Foi um processo inédito na história do museu, em que participaram três conselheiros, o Geraldo Carbone, o Fábio Magalhães e o Telmo Porto, e da diretoria participamos eu e o Eduardo Saron. Então fizemos um documento falando das missões e valores atuais do museu, e descrevemos o perfil necessário para o curador, que deve também atuar na gestão, no educativo, cuidar da biblioteca – que tem mais de 90 mil itens – e assim por diante. Recebemos vários currículos, depois chegamos em seis nomes que podiam cumprir os requisitos e pedimos para eles apresentaram alguns trabalhos relativos ao moderno, o contemporâneo e em relação ao Panorama, que é uma mostra muito importante no MAM. Então foi um processo super longo, com entrevistas, conversas, e ao fim chegamos no nome do Cauê, que inclusive já conhecia bem o museu. E ele trouxe temas que são muito interessantes para nós, desde a vontade de organização do acervo até o desejo de estabelecer parcerias com outras instituições do parque, preocupações com meio ambiente e sustentabilidade, cuidado com gestão, desejo de trazer de volta uma proximidade com os artistas, entre outras coisas.   
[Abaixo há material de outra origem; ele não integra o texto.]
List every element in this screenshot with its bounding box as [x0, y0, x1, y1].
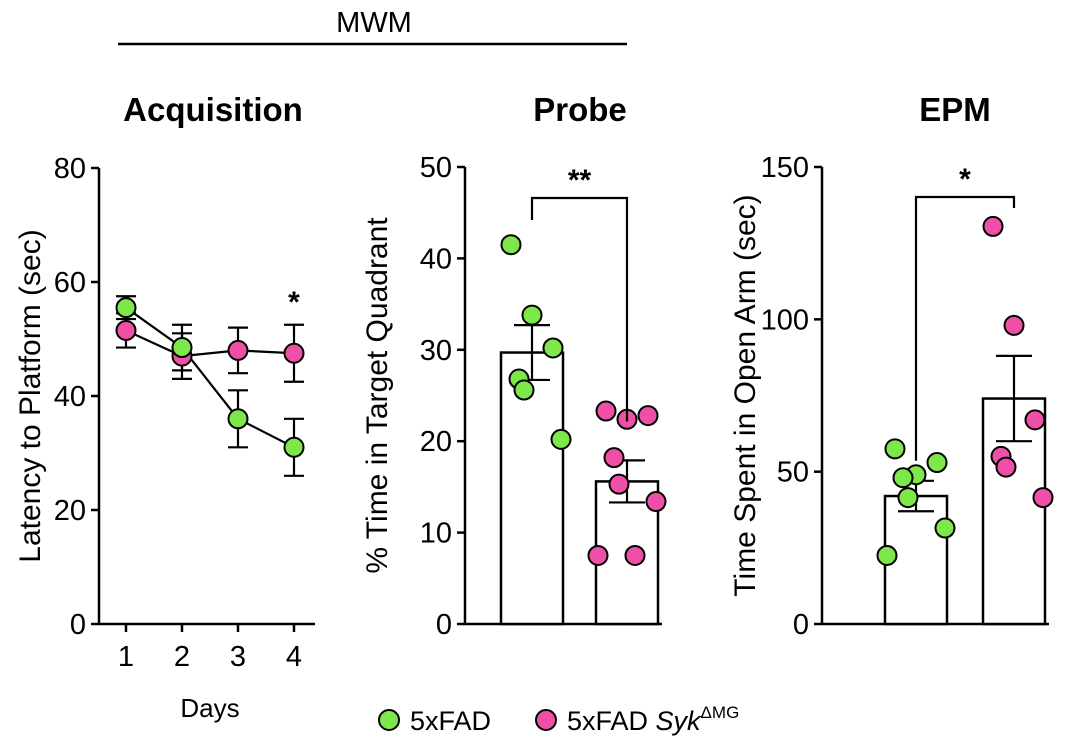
y-tick-label: 80 — [54, 153, 86, 185]
y-tick-label: 40 — [54, 381, 86, 413]
significance-marker: * — [959, 163, 971, 196]
y-tick-label: 150 — [761, 152, 809, 184]
data-point — [645, 491, 667, 513]
x-axis-label: Days — [180, 693, 239, 723]
y-tick-label: 20 — [420, 426, 452, 458]
significance-marker: * — [288, 286, 300, 319]
panel-acquisition: Acquisition 0 20 40 60 80 Latency to Platform … — [14, 91, 315, 723]
data-point — [897, 487, 919, 509]
y-axis-label: % Time in Target Quadrant — [361, 217, 394, 574]
x-tick-label: 2 — [174, 641, 190, 673]
legend-label-text: 5xFAD — [410, 706, 491, 736]
data-point — [171, 337, 193, 359]
data-point — [550, 428, 572, 450]
data-point — [513, 379, 535, 401]
y-axis-label: Latency to Platform (sec) — [14, 229, 47, 562]
legend-label: 5xFAD SykΔMG — [567, 703, 739, 736]
header-label: MWM — [336, 7, 412, 39]
data-point — [608, 473, 630, 495]
legend-label-superscript: ΔMG — [701, 703, 740, 722]
legend-marker — [535, 709, 557, 731]
data-point — [521, 304, 543, 326]
y-tick-label: 50 — [777, 457, 809, 489]
chart-title: EPM — [919, 91, 991, 128]
series-line-0 — [125, 306, 295, 449]
panel-probe: Probe 0 10 20 30 40 50 % Time in Target Quadran… — [361, 91, 667, 641]
data-point — [542, 337, 564, 359]
data-point — [587, 544, 609, 566]
legend: 5xFAD 5xFAD SykΔMG — [378, 703, 739, 736]
y-tick-label: 0 — [436, 609, 452, 641]
data-point — [624, 544, 646, 566]
data-point — [115, 319, 137, 341]
data-point — [115, 297, 137, 319]
y-tick-label: 0 — [70, 609, 86, 641]
data-point — [876, 544, 898, 566]
y-tick-label: 40 — [420, 243, 452, 275]
header: MWM — [118, 7, 627, 46]
x-tick-label: 1 — [118, 641, 134, 673]
data-point — [227, 339, 249, 361]
data-point — [892, 467, 914, 489]
y-tick-label: 30 — [420, 335, 452, 367]
data-point — [884, 438, 906, 460]
data-point — [934, 517, 956, 539]
legend-label-italic: Syk — [656, 706, 703, 736]
y-tick-label: 60 — [54, 267, 86, 299]
data-point — [500, 234, 522, 256]
significance-marker: ** — [568, 164, 592, 197]
y-tick-label: 50 — [420, 152, 452, 184]
legend-label: 5xFAD — [410, 706, 491, 736]
significance-bracket — [530, 196, 629, 422]
legend-label-text: 5xFAD — [567, 706, 656, 736]
data-point — [1003, 314, 1025, 336]
significance-bracket — [914, 195, 1016, 461]
series-line-1 — [125, 329, 295, 358]
data-point — [637, 405, 659, 427]
data-point — [1024, 409, 1046, 431]
bar — [499, 351, 565, 626]
data-point — [982, 215, 1004, 237]
chart-title: Probe — [533, 91, 627, 128]
data-point — [995, 456, 1017, 478]
data-point — [926, 452, 948, 474]
data-point — [227, 408, 249, 430]
y-tick-label: 0 — [793, 609, 809, 641]
data-point — [1032, 487, 1054, 509]
y-axis-label: Time Spent in Open Arm (sec) — [729, 194, 762, 596]
data-point — [595, 400, 617, 422]
y-tick-label: 20 — [54, 495, 86, 527]
y-tick-label: 100 — [761, 304, 809, 336]
data-point — [283, 436, 305, 458]
data-point — [603, 447, 625, 469]
x-tick-label: 3 — [230, 641, 246, 673]
data-point — [283, 342, 305, 364]
legend-marker — [378, 709, 400, 731]
x-tick-label: 4 — [286, 641, 302, 673]
panel-epm: EPM 0 50 100 150 Time Spent in Open Arm (sec)… — [729, 91, 1054, 641]
chart-title: Acquisition — [123, 91, 303, 128]
y-tick-label: 10 — [420, 518, 452, 550]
ARTE! – Para além da questão da pandemia, nós já vivíamos no Brasil um contexto político muito conturbado. Nos últimos meses entrevistamos alguns gestores culturais do país que afirmam que o governo federal enxerga a área cultural quase como inimiga. Queria que você falasse um pouco como enxerga a situação?
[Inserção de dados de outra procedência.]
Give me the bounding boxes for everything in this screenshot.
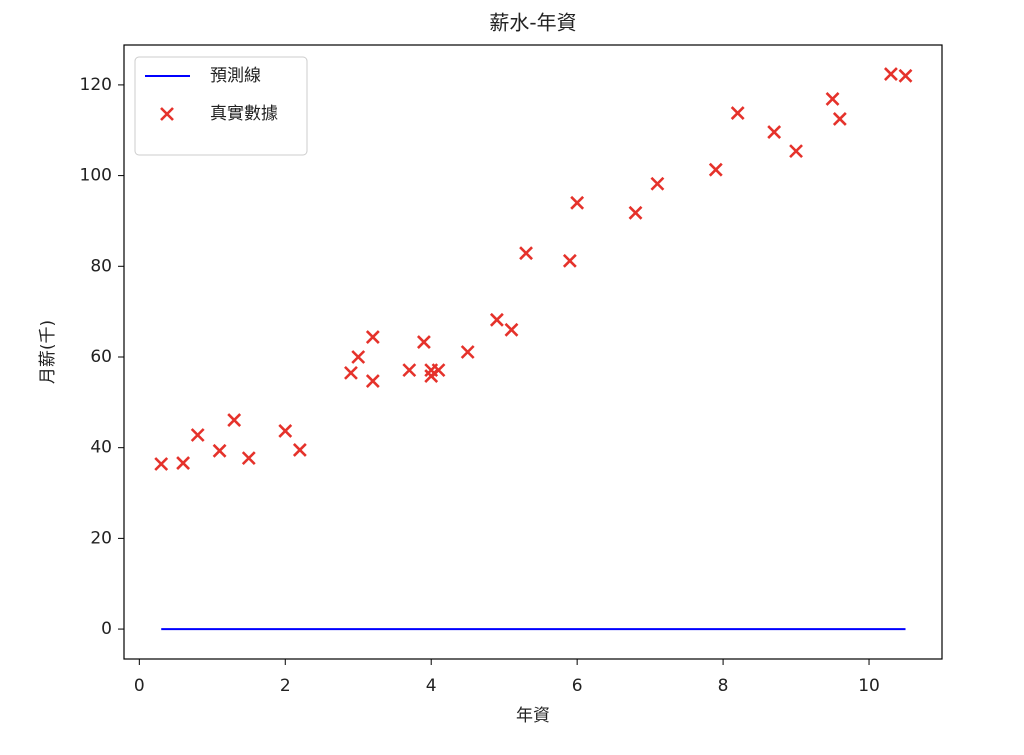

Eu acho que estamos vivendo três crises: uma de saúde, que ainda vai demorar um tempo para se resolver e que gera muita instabilidade; uma econômica, que afeta muito, inclusive pela insegurança sobre quando haverá alguma retomada; e uma crise política, que acho que agora ate está um pouco mais amainada. Mas eu acho que o importante é preservar a democracia. Acho que as instituições – executivo, legislativo e judiciário – têm que exercer seu papel, sem ficar uma interferindo tanto no papel do outro, o que é uma questão inclusive constitucional, e entender que eles estão trabalhando para os cidadãos, que somos todos nós. E esse tipo de crise, essa polarização, acho ruim. Porque acho que deveria haver mais solidariedade, humanidade, pensando o que é melhor para os cidadãos. Seria a hora de a sociedade estar fortalecida em todos os aspectos. As instituições governamentais, as culturais, as empresas e os próprios cidadãos se unirem para sairmos dessa crise da melhor forma possível. E até pela visão que o Brasil projeta para fora. Então acho que deveria ser uma época de união, com as instituições cada vez mais fortalecidas, porque acho que é na democracia que a gente consegue um diálogo verdadeiro.

E pensando neste momento de crise, acho que a cultura se insere também, porque o setor cultural tem uma vertente social. A cultura também é algo de primeira grandeza, afinal de contas é o que proporciona até um sonho, digamos assim, proporciona a manutenção de um legado – que aí não é sonho, é uma realidade. A gente é um país novo, mas sem trabalhar o nosso legado fica complicado, e isso se faz através da educação. E nisso as instituições culturais são bastiões, trabalhando em prol da sociedade, podendo desenvolver até políticas públicas.   

ARTE! – Agora, em um ano e meio de governo Bolsonaro tivemos o rebaixamento da Cultura de ministério para secretaria e chegamos agora ao quinto nome que assume a pasta, incluindo algumas passagens muito conturbadas. O que isso demonstra sobre o valor dado à cultura ?

Mostra que não é uma prioridade. Mas deveria ser, por conta disso que eu digo do legado histórico, da educação, da função social das instituições culturais. O MAM, por exemplo, é um museu privado, mas sem fins lucrativos. Então a gente cumpre uma função de levar a arte para a sociedade.